# Need some help....



## JayL1967 (Apr 30, 2002)

...I installed the ground controls sat.
I went yesterday to a shop for an alignment and my car was to low for the ramp....today I went to another shop and the guy asked me if I know the specs for a lower sentra....He told that the specs have to be differente that a non lower sentra...is he right?


----------



## PatScottAKA99XE (Apr 30, 2002)

The specs are the same.


----------



## JayL1967 (Apr 30, 2002)

PatScottAKA99XE said:


> The specs are the same.


In other words this guy doesn't know nothing right?


----------



## PatScottAKA99XE (Apr 30, 2002)

I dont know what his problem is. I do know sometimes it is impossible to get a lowered car into spec without getting extra parts like camber plates or camber bolts(yuk!)


----------



## nitestridar (Jun 29, 2002)

JayL1967 said:


> ...I installed the ground controls sat.
> I went yesterday to a shop for an alignment and my car was to low for the ramp....today I went to another shop and the guy asked me if I know the specs for a lower sentra....He told that the specs have to be differente that a non lower sentra...is he right?

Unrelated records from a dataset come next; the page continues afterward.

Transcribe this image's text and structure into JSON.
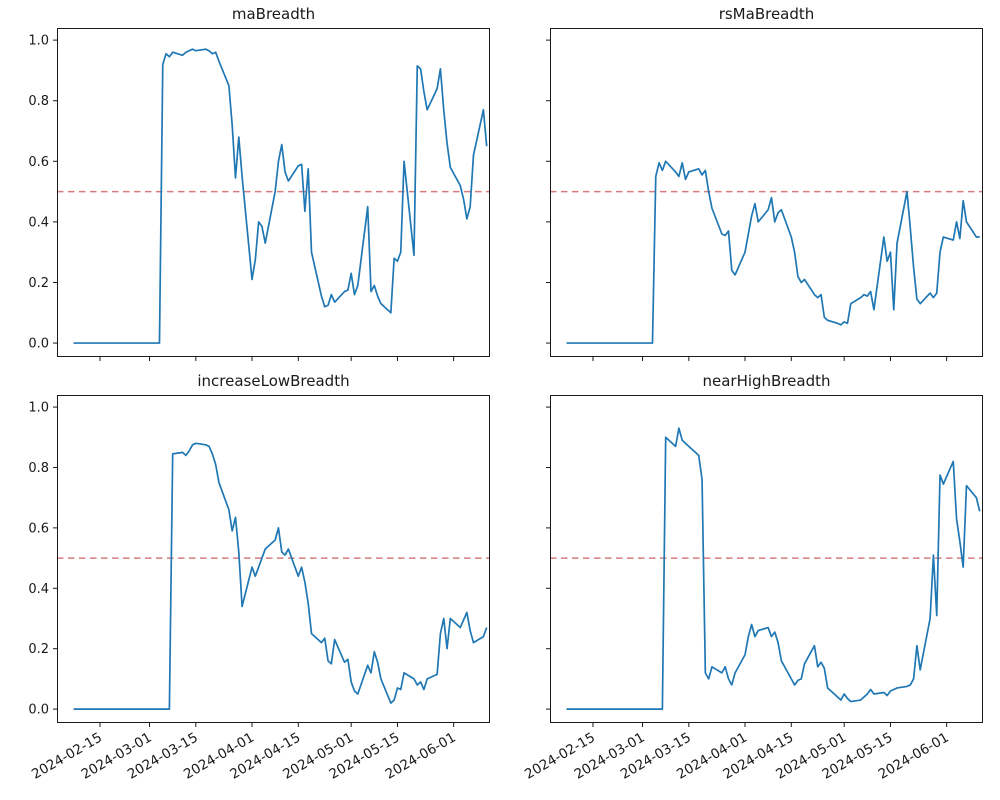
{
  "figure": {
    "background": "#ffffff",
    "text_color": "#1a1a1a"
  },
  "chart_data": {
    "type": "line",
    "layout": "2x2 subplots, shared axes style",
    "grid": false,
    "legend": null,
    "line_color": "#1f77b4",
    "threshold": {
      "value": 0.5,
      "style": "dashed",
      "color": "#d97b7d"
    },
    "ylim": [
      -0.046,
      1.04
    ],
    "xlim": [
      "2024-02-02",
      "2024-06-12"
    ],
    "yticks": {
      "values": [
        0.0,
        0.2,
        0.4,
        0.6,
        0.8,
        1.0
      ],
      "labels": [
        "0.0",
        "0.2",
        "0.4",
        "0.6",
        "0.8",
        "1.0"
      ]
    },
    "xticks": {
      "labels": [
        "2024-02-15",
        "2024-03-01",
        "2024-03-15",
        "2024-04-01",
        "2024-04-15",
        "2024-05-01",
        "2024-05-15",
        "2024-06-01"
      ]
    },
    "x": [
      "2024-02-07",
      "2024-02-08",
      "2024-02-09",
      "2024-02-12",
      "2024-02-13",
      "2024-02-14",
      "2024-02-15",
      "2024-02-16",
      "2024-02-19",
      "2024-02-20",
      "2024-02-21",
      "2024-02-22",
      "2024-02-23",
      "2024-02-26",
      "2024-02-27",
      "2024-02-28",
      "2024-02-29",
      "2024-03-01",
      "2024-03-04",
      "2024-03-05",
      "2024-03-06",
      "2024-03-07",
      "2024-03-08",
      "2024-03-11",
      "2024-03-12",
      "2024-03-13",
      "2024-03-14",
      "2024-03-15",
      "2024-03-18",
      "2024-03-19",
      "2024-03-20",
      "2024-03-21",
      "2024-03-22",
      "2024-03-25",
      "2024-03-26",
      "2024-03-27",
      "2024-03-28",
      "2024-03-29",
      "2024-04-01",
      "2024-04-02",
      "2024-04-03",
      "2024-04-04",
      "2024-04-05",
      "2024-04-08",
      "2024-04-09",
      "2024-04-10",
      "2024-04-11",
      "2024-04-12",
      "2024-04-15",
      "2024-04-16",
      "2024-04-17",
      "2024-04-18",
      "2024-04-19",
      "2024-04-22",
      "2024-04-23",
      "2024-04-24",
      "2024-04-25",
      "2024-04-26",
      "2024-04-29",
      "2024-04-30",
      "2024-05-01",
      "2024-05-02",
      "2024-05-03",
      "2024-05-06",
      "2024-05-07",
      "2024-05-08",
      "2024-05-09",
      "2024-05-10",
      "2024-05-13",
      "2024-05-14",
      "2024-05-15",
      "2024-05-16",
      "2024-05-17",
      "2024-05-20",
      "2024-05-21",
      "2024-05-22",
      "2024-05-23",
      "2024-05-24",
      "2024-05-27",
      "2024-05-28",
      "2024-05-29",
      "2024-05-30",
      "2024-05-31",
      "2024-06-03",
      "2024-06-04",
      "2024-06-05",
      "2024-06-06",
      "2024-06-07",
      "2024-06-10",
      "2024-06-11"
    ],
    "series": [
      {
        "name": "maBreadth",
        "values": [
          0,
          0,
          0,
          0,
          0,
          0,
          0,
          0,
          0,
          0,
          0,
          0,
          0,
          0,
          0,
          0,
          0,
          0,
          0,
          0.92,
          0.955,
          0.945,
          0.96,
          0.95,
          0.96,
          0.965,
          0.97,
          0.965,
          0.97,
          0.965,
          0.955,
          0.96,
          0.93,
          0.85,
          0.72,
          0.545,
          0.68,
          0.55,
          0.21,
          0.275,
          0.4,
          0.385,
          0.33,
          0.5,
          0.6,
          0.655,
          0.565,
          0.535,
          0.585,
          0.59,
          0.435,
          0.575,
          0.3,
          0.155,
          0.12,
          0.125,
          0.16,
          0.135,
          0.17,
          0.175,
          0.23,
          0.16,
          0.19,
          0.45,
          0.17,
          0.19,
          0.155,
          0.13,
          0.1,
          0.28,
          0.27,
          0.3,
          0.6,
          0.29,
          0.915,
          0.905,
          0.83,
          0.77,
          0.84,
          0.905,
          0.77,
          0.66,
          0.58,
          0.52,
          0.475,
          0.41,
          0.45,
          0.62,
          0.77,
          0.65
        ]
      },
      {
        "name": "rsMaBreadth",
        "values": [
          0,
          0,
          0,
          0,
          0,
          0,
          0,
          0,
          0,
          0,
          0,
          0,
          0,
          0,
          0,
          0,
          0,
          0,
          0,
          0.55,
          0.595,
          0.57,
          0.6,
          0.565,
          0.55,
          0.595,
          0.54,
          0.565,
          0.575,
          0.555,
          0.57,
          0.5,
          0.445,
          0.36,
          0.355,
          0.37,
          0.24,
          0.225,
          0.3,
          0.36,
          0.42,
          0.46,
          0.4,
          0.44,
          0.48,
          0.4,
          0.43,
          0.44,
          0.35,
          0.3,
          0.22,
          0.2,
          0.21,
          0.16,
          0.15,
          0.16,
          0.085,
          0.075,
          0.065,
          0.06,
          0.07,
          0.065,
          0.13,
          0.15,
          0.16,
          0.155,
          0.17,
          0.11,
          0.35,
          0.27,
          0.3,
          0.11,
          0.33,
          0.5,
          0.38,
          0.25,
          0.145,
          0.13,
          0.165,
          0.15,
          0.165,
          0.3,
          0.35,
          0.34,
          0.4,
          0.345,
          0.47,
          0.4,
          0.35,
          0.35
        ]
      },
      {
        "name": "increaseLowBreadth",
        "values": [
          0,
          0,
          0,
          0,
          0,
          0,
          0,
          0,
          0,
          0,
          0,
          0,
          0,
          0,
          0,
          0,
          0,
          0,
          0,
          0,
          0,
          0,
          0.845,
          0.85,
          0.84,
          0.855,
          0.875,
          0.88,
          0.875,
          0.87,
          0.845,
          0.81,
          0.75,
          0.66,
          0.59,
          0.635,
          0.52,
          0.34,
          0.47,
          0.44,
          0.47,
          0.5,
          0.53,
          0.56,
          0.6,
          0.52,
          0.51,
          0.53,
          0.44,
          0.47,
          0.42,
          0.35,
          0.25,
          0.22,
          0.235,
          0.16,
          0.15,
          0.23,
          0.155,
          0.165,
          0.09,
          0.06,
          0.05,
          0.145,
          0.12,
          0.19,
          0.155,
          0.1,
          0.02,
          0.03,
          0.07,
          0.065,
          0.12,
          0.1,
          0.08,
          0.09,
          0.065,
          0.1,
          0.115,
          0.25,
          0.3,
          0.2,
          0.3,
          0.27,
          0.295,
          0.32,
          0.26,
          0.22,
          0.24,
          0.27
        ]
      },
      {
        "name": "nearHighBreadth",
        "values": [
          0,
          0,
          0,
          0,
          0,
          0,
          0,
          0,
          0,
          0,
          0,
          0,
          0,
          0,
          0,
          0,
          0,
          0,
          0,
          0,
          0,
          0,
          0.9,
          0.87,
          0.93,
          0.89,
          0.88,
          0.87,
          0.84,
          0.76,
          0.12,
          0.1,
          0.14,
          0.12,
          0.14,
          0.1,
          0.08,
          0.12,
          0.18,
          0.24,
          0.28,
          0.24,
          0.26,
          0.27,
          0.24,
          0.255,
          0.22,
          0.16,
          0.1,
          0.08,
          0.095,
          0.1,
          0.15,
          0.21,
          0.14,
          0.155,
          0.135,
          0.07,
          0.04,
          0.03,
          0.05,
          0.035,
          0.025,
          0.03,
          0.04,
          0.05,
          0.065,
          0.05,
          0.055,
          0.045,
          0.06,
          0.065,
          0.07,
          0.075,
          0.08,
          0.1,
          0.21,
          0.13,
          0.3,
          0.51,
          0.31,
          0.775,
          0.745,
          0.82,
          0.63,
          0.555,
          0.47,
          0.74,
          0.7,
          0.655
        ]
      }
    ]
  }
}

If you have a sears Auto near you take it to them they did mine with no problem and my car was low.. the only thing is they will not offer a warrenty.


----------



## JayL1967 (Apr 30, 2002)

Are this # right?
left right
camber -1.5 -2.2
Caster 1.9 1.8
Toe 0.11 0.12


----------



## JayL1967 (Apr 30, 2002)

nx2krider93 said:


> If you have a sears Auto near you take it to them they did mine with no problem and my car was low.. the only thing is they will not offer a warrenty.


Yes I have a Sears Auto near me...they told we don't do nothing to cars with suspension mods...


----------



## PatScottAKA99XE (Apr 30, 2002)

If I were you I would set them like this:
left right
Camber -1.5 -1.5
Caster: Unadjustable
Toe 0 0


----------



## JayL1967 (Apr 30, 2002)

PatScottAKA99XE said:


> If I were you I would set them like this:
> left right
> Camber -1.5 -1.5
> Caster: Unadjustable
> Toe 0 0


Thanks


----------



## nitestridar (Jun 29, 2002)

JayL1967 said:


> Yes I have a Sears Auto near me...they told we don't do nothing to cars with suspension mods...




Tell them you will take it without warrenty


----------



## JayL1967 (Apr 30, 2002)

nx2krider93 said:


> Tell them you will take it without warrenty


OK Thanks


----------